The Ten Commandments

Are the Ten Commandments still relevant today?

John 14:15
“If you love me, keep my

Are the Ten Commandments still relevant today?

By David Burdick

In other words, are the Ten Commandments changeable, alterable or abolished? Many declarations have been made to indicate that this is so.

Can Christ, the Son of God, change the Law of His Father? Does He have that authority? Does the Son have the power to overthrow His Father’s will? Would He do such a thing? Is there even such non-compatibility between the Two that would make an overthrow necessary? And if He had the authority to refute His Father’s Law governing Earth, would that affect God’s kingdom throughout the rest of the universe?

This may sound like much conjecture, but really it is applicable and spoken of in the scriptures. Of course we know what Christ, Himself, promised, “Think not that I am come to destroy the law, or the prophets: I am not come to destroy, but to fulfil. For verily I say unto you, Till heaven and earth pass, one jot or one tittle shall in no wise pass from the law, till all be fulfilled. Whosoever therefore shall break one of these least commandments, and shall teach men so, he shall be called the least in the kingdom of heaven: but whosoever shall do and teach them, the same shall be called great in the kingdom of heaven.” (Matthew 5:17-19). This was in fulfillment of Isaiah’s prophecy of the Messiah, “The Lord is well pleased for His righteousness’ sake; He will magnify the law, and make it honourable.” (Isaiah 42:21). See what are the Ten Commandments.

Christ came to put an end to sin, that enemy of His human race, and that which had so crucified His Father. “For what the law could not do, in that it was weak through the flesh, God sending His own Son in the likeness of sinful flesh, and for sin, condemned sin in the flesh.” (Romans 8:3). Jesus proved that sin was not a fact of life, but an aberration of life. His target, upon coming to Earth, was sin; He had sin in His cross-hairs when He stepped down from His throne in heaven. After 33 years, He successfully condemned sin in humanity and showed that Satan would soon be put out of business.

But the Bible’s definition of sin is in its relation to righteousness. The two are juxtaposed. “Whosoever committeth sin transgresseth also the law: for sin is the transgression of the law.” (1John 3:4). Since sin and righteousness are polar opposites, by condemning sin, Christ magnified His Father’s law of the Ten Commandments, as it was by condemning or diluting the authority of God’s law that Satan offered sin to our first parents. Rather than condemning or diluting or even hinting at destroying His Father’s law, Jesus magnified the Commandments, not only in letter but in their spirit. Just read His statements following His declaration to not destroy the law or the prophets. He not only reiterated the law, but raised the ceiling on righteousness. Actually there never had been a ceiling on the Law until human philosophy put it there. Originally, the sky was the limit; development had no restrictions, growth in grace was never ending.

Would the Son of God ever overthrow the Law of His Father’s government? Jesus said, “I and My Father are one” (John 10:30). So, why would Christ ever work to undermine His Father when a kingdom divided against itself cannot stand?

There is one, however, who does desire to destroy the law of God and cause division in God’s kingdom. He is the same wily enemy who said, “Yea, hath God said, Ye shall not eat of every tree of the garden?” To destroy God and everything He stands for is the devil’s one desire. “He was a murderer from the beginning, and abode not in the truth.” (John 8:44). “And he opened his mouth in blasphemy against God, to blaspheme His name, and His tabernacle, and them that dwell in heaven.” (Revelation 13:6).
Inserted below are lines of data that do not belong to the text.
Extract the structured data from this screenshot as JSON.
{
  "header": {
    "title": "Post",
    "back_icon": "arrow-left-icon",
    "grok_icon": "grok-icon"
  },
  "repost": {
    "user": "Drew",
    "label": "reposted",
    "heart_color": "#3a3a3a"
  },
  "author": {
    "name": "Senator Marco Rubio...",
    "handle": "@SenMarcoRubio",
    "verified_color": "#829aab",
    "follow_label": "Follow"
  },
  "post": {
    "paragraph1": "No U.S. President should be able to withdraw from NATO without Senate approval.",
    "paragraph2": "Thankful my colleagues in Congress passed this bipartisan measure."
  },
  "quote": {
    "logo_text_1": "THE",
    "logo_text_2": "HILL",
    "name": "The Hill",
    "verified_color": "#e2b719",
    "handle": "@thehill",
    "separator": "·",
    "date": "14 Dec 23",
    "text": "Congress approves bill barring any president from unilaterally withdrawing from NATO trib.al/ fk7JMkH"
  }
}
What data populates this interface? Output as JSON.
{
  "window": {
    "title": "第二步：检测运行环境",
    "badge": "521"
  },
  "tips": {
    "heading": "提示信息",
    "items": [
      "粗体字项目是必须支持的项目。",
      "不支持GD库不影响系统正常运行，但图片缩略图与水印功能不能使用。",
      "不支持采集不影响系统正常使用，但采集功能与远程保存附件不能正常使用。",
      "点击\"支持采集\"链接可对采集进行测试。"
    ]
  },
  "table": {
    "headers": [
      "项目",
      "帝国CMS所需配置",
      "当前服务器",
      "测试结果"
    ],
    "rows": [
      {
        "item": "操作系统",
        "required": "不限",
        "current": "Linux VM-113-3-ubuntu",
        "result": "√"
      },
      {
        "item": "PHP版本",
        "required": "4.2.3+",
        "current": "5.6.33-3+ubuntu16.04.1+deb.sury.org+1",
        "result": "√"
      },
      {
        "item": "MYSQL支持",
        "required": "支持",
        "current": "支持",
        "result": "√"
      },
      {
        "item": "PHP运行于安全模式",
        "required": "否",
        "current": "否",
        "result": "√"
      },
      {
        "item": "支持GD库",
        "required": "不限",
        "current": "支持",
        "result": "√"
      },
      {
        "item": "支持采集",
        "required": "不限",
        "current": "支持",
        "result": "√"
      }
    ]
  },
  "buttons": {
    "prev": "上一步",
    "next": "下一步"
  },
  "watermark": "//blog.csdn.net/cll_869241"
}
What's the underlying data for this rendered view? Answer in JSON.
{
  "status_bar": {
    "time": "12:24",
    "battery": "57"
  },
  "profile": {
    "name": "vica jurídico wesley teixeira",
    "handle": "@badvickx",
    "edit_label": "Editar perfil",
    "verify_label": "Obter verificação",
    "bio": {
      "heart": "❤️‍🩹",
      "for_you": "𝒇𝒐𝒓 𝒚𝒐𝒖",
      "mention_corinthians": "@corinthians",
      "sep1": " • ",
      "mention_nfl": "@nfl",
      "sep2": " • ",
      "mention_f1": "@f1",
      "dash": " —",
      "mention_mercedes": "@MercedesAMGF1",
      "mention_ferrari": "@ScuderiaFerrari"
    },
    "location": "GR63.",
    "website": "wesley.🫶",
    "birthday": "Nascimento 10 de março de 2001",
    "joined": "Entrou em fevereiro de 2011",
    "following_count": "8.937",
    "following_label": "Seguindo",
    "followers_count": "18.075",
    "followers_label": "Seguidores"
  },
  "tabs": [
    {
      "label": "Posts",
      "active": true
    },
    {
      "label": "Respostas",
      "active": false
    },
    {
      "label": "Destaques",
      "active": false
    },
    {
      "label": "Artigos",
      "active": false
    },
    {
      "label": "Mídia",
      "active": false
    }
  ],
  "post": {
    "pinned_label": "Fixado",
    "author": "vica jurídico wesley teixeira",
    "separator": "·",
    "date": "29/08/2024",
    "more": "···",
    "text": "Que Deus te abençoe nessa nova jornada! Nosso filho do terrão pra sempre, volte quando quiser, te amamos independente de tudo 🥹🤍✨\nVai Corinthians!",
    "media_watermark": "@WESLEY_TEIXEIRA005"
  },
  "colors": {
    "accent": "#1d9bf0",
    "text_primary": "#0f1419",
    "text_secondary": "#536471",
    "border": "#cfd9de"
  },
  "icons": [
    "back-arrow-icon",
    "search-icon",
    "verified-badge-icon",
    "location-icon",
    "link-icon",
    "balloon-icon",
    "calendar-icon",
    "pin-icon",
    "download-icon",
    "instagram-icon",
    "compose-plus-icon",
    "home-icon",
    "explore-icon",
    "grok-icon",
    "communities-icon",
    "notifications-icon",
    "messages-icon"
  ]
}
Lastly, Christ wouldn’t remove the bounds of His Father’s law here on Earth, and thus make this, as some would like to call it, a privileged planet. God is no respecter of persons. He doesn’t play favoritism, not even with planets of His creation. “Cease ye from man, whose breath is in his nostrils: for wherein is he to be accounted of?” (Isaiah 2:22). Why should man think that the eternal King should alter His Law of the Ten Commandments to suit a fallen created being’s perverted nature? But, again, there is one who would want Earth to be without obligation to God’s law. And he has dark purposes for convincing us of that idea which would give him limitless control over us, to the point of possession. “Jesus answered them, Verily, verily, I say unto you, Whosoever committeth sin is the servant of sin….Ye are of your father the devil, and the lusts of your father ye will do.” (John 8:34, 44).

God never changes. “I am the Lord, I change not.” (Malachi 3:6). “In the beginning, God.” “Before the mountains were brought forth, or ever thou hadst formed the earth and the world, even from everlasting to everlasting, thou art God.” (Genesis 1:1; Psalms 90:2). If He would never change, neither would His Law.